Masked Autoencoders that Feel the Heart: Unveiling Simplicity Bias for ECG Analyses
This addresses a critical problem in medical diagnostics by improving ECG analysis for healthcare applications, though it is incremental as it builds on existing self-supervised learning paradigms.
The paper tackles Simplicity Bias in ECG analysis, where supervised models overfit dominant patterns and miss subtle cues, by proposing a self-supervised learning method that reduces this bias and achieves state-of-the-art performance on three downstream tasks across six datasets.

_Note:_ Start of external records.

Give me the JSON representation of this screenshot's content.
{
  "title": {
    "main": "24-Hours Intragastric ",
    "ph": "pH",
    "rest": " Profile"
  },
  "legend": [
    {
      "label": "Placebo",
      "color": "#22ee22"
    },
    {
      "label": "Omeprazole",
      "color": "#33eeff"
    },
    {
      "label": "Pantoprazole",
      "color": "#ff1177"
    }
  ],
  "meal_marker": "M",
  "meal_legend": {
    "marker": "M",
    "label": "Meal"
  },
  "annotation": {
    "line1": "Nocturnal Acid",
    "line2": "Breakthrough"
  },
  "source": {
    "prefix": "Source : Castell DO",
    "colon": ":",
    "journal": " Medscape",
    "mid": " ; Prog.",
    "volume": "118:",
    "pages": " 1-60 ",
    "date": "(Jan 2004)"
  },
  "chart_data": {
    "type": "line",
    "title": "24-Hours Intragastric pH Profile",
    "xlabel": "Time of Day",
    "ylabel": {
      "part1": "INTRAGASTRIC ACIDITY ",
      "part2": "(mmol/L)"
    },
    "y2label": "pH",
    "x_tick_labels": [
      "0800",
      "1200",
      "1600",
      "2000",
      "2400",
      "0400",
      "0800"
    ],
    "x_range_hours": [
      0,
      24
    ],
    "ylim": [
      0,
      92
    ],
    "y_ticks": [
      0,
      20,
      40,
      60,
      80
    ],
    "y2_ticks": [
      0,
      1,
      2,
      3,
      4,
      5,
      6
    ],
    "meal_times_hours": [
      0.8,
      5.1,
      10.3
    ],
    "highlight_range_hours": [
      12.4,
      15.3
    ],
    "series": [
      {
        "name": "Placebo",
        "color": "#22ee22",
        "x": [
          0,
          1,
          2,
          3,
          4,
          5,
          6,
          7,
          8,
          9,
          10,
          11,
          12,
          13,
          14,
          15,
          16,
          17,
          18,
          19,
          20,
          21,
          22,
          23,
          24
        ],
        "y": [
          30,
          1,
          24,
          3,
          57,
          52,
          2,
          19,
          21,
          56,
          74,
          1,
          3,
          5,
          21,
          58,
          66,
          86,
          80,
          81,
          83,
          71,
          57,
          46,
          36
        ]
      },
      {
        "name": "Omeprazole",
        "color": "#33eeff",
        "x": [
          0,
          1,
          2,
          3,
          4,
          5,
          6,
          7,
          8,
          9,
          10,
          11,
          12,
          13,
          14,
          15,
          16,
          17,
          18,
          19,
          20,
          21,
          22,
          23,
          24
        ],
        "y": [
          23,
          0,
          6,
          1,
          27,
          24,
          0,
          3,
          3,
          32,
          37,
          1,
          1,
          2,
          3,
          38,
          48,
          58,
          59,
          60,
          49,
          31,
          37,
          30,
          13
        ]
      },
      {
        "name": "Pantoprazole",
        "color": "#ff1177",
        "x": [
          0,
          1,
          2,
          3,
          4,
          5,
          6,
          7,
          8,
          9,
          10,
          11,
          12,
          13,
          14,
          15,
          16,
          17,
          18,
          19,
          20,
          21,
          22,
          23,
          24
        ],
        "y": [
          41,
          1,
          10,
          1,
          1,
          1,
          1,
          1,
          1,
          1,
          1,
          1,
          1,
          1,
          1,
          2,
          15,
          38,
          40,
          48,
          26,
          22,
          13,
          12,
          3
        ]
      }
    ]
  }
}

The diagnostic value of electrocardiogram (ECG) lies in its dynamic characteristics, ranging from rhythm fluctuations to subtle waveform deformations that evolve across time and frequency domains. However, supervised ECG models tend to overfit dominant and repetitive patterns, overlooking fine-grained but clinically critical cues, a phenomenon known as Simplicity Bias (SB), where models favor easily learnable signals over subtle but informative ones. In this work, we first empirically demonstrate the presence of SB in ECG analyses and its negative impact on diagnostic performance, while simultaneously discovering that self-supervised learning (SSL) can alleviate it, providing a promising direction for tackling the bias. Following the SSL paradigm, we propose a novel method comprising two key components: 1) Temporal-Frequency aware Filters to capture temporal-frequency features reflecting the dynamic characteristics of ECG signals, and 2) building on this, Multi-Grained Prototype Reconstruction for coarse and fine representation learning across dual domains, further mitigating SB. To advance SSL in ECG analyses, we curate a large-scale multi-site ECG dataset with 1.53 million recordings from over 300 clinical centers. Experiments on three downstream tasks across six ECG datasets demonstrate that our method effectively reduces SB and achieves state-of-the-art performance.